KALTENG.CO – Pemerintah tengah gencar menggelar vaksinasi. Penerima vaksin berkembang dari masyarakat umum ke masyarakat adat dan kelompok rentan.
Namun menggelar vaksinasi bagi masyarakat yang berada di lokasi terpencil, minim akses informasi, atau menyandang disabilitas bukan hal mudah.

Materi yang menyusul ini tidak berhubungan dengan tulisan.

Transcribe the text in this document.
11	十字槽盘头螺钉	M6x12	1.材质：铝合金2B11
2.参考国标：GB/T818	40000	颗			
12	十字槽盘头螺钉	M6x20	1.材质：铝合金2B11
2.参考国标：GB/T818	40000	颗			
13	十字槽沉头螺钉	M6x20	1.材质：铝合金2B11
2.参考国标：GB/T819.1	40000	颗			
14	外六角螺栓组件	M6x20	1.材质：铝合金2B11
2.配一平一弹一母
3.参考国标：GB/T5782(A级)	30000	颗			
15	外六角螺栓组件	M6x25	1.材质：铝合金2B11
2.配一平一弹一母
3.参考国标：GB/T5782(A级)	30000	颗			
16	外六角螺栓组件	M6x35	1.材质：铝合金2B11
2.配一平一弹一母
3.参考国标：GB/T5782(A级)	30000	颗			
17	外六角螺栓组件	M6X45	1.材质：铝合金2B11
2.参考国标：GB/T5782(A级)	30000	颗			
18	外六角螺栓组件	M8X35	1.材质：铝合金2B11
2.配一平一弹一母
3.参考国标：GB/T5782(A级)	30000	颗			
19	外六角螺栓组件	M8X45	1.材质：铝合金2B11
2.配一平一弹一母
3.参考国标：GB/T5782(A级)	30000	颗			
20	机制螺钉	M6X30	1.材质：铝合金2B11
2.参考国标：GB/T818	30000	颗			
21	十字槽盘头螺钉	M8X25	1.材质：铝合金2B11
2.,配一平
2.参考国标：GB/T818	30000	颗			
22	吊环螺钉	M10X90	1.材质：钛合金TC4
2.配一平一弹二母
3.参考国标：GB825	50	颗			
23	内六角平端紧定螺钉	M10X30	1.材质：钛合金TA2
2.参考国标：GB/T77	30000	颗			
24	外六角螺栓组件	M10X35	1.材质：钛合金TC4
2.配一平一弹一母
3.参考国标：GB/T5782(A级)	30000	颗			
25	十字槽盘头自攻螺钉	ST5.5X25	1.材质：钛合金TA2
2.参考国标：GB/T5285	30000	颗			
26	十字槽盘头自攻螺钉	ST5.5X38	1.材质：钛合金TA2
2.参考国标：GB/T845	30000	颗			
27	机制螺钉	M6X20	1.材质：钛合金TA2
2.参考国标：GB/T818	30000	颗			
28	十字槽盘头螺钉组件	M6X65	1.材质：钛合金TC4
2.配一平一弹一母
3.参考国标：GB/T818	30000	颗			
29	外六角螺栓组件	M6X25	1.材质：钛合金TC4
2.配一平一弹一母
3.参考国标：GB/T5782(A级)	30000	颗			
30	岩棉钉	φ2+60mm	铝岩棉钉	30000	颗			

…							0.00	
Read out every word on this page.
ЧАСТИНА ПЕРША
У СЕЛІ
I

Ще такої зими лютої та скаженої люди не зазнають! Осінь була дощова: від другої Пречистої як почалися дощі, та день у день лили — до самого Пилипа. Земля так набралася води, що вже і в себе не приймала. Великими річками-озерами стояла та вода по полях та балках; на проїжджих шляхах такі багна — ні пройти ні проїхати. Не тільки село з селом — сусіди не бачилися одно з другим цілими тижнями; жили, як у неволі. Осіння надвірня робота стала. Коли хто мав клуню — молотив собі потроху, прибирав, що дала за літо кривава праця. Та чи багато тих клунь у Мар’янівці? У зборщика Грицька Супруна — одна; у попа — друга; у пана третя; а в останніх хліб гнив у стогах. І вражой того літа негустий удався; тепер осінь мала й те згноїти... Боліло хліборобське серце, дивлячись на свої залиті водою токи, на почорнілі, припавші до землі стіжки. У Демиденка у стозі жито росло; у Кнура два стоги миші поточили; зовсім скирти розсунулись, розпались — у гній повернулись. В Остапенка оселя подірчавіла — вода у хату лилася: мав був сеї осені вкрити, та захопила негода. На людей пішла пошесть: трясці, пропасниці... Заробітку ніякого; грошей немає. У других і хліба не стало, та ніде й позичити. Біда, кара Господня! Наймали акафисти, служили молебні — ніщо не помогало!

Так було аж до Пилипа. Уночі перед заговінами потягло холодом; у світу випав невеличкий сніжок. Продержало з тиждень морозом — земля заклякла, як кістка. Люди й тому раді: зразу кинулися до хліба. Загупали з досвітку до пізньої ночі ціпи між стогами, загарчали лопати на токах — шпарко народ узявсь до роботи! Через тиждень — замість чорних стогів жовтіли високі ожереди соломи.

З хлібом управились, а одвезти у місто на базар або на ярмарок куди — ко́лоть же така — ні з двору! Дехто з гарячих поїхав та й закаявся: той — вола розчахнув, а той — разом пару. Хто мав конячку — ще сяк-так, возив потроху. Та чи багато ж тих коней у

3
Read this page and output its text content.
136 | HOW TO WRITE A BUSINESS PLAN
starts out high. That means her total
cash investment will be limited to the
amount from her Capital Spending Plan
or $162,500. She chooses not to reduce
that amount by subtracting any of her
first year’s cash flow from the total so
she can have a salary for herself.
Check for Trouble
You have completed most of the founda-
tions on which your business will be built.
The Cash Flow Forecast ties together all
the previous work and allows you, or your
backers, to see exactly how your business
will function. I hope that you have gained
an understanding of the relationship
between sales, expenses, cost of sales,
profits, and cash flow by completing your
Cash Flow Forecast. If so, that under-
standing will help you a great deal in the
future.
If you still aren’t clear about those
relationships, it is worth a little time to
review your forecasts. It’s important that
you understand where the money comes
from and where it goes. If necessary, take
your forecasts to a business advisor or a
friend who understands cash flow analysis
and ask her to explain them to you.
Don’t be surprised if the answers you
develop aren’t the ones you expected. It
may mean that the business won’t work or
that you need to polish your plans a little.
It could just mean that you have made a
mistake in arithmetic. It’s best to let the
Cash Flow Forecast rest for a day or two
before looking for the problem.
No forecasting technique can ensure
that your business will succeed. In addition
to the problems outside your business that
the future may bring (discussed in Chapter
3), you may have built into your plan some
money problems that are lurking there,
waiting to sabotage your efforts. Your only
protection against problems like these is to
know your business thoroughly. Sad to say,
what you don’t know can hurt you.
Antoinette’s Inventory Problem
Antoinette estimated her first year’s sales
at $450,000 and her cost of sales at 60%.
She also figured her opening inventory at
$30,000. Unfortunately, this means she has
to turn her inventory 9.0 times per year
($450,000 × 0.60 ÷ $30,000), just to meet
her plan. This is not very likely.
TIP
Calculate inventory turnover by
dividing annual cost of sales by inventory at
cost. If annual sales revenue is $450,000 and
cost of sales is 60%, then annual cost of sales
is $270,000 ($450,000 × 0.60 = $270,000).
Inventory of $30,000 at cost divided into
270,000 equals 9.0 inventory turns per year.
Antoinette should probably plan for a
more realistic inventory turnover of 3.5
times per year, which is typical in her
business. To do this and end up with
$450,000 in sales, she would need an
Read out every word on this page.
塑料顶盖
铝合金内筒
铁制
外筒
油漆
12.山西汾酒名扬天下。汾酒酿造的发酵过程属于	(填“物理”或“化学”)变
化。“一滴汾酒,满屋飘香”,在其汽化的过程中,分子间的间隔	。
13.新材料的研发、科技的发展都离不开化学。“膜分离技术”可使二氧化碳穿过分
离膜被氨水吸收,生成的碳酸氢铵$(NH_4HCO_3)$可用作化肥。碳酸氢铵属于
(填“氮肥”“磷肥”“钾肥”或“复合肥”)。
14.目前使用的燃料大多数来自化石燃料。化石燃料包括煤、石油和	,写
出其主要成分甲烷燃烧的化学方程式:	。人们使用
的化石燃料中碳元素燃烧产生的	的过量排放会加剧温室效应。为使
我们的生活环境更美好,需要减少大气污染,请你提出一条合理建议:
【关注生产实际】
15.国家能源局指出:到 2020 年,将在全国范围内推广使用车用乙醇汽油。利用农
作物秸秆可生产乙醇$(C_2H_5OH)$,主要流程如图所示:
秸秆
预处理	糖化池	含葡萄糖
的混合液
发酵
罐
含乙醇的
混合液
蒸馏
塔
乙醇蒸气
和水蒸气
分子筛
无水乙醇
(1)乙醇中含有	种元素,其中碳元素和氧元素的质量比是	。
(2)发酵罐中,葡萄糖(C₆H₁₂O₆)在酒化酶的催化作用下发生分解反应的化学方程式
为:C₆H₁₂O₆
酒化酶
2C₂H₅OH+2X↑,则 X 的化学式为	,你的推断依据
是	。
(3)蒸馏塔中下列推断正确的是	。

Banyak tantangan di temui di lapangan.
Hamid Abidin, Direktur Eksekutif Filantropi Indonesia–perhimpunan nirlaba dan independen yang bergiat memperkuat aktivitas filantropi demi keadilan sosial dan pembangunan berkelanjutan–mengungkapkan tantangan vaksinasi terutama adalah minimnya ketersediaan data yang terbarui dan terverifikasi.
Program vaksinasi ini membuka mata semua orang bahwa betapa lemahnya ketersediaan data kependudukan kelompok disabilitas, masyarakat adat, warga di pedalaman, dan berbagai kelompok rentan lain.
Momentum untuk Membenahi Data Kependudukan
“Karena itu, kami menyerukan agar pemerintah menggunakan program vaksinasi Covid-19 sebagai momentum untuk secara serius membenahi data kependudukan,” kata Hamid Abidin melalui siaran pers yang di terima kalteng.co.
Dalam dis kusi Philanthropy Learning Forum, yang di gelar secara daring pada Selasa (31/8/2021), Hamid mengemukakan kesulitan mendapatkan data saat menggelar vaksinasi bagi masyarakat adat dan kelompok rentan.
Untuk masyarakat adat, saat ini belum ada data resmi yang menyebut berapa jumlah mereka. Saat ini, belum ada terminologi yang di sepakati bersama siapa yang di sebut masyarakat adat.
Aturan tentang masyarakat adat, hingga kini masih dalam bentuk rancangan undang-undang. Aliansi Masyarakat Adat Nusantara (AMAN) memperkirakan jumlahnya kisaran 40-70 juta jiwa.
Data penyandang disabilitas yang ada di berbagai lembaga pemerintah juga bisa berbeda-beda dan entah data mana yang lebih akurat. Jika merujuk pada Sistem Informasi Manajemen Penyandang Disabilitas (SIMPD) Kementerian Sosial, jumlah penyandang disabilitas yang terekam per 13 Januari 2021 mencapai 209.604 orang.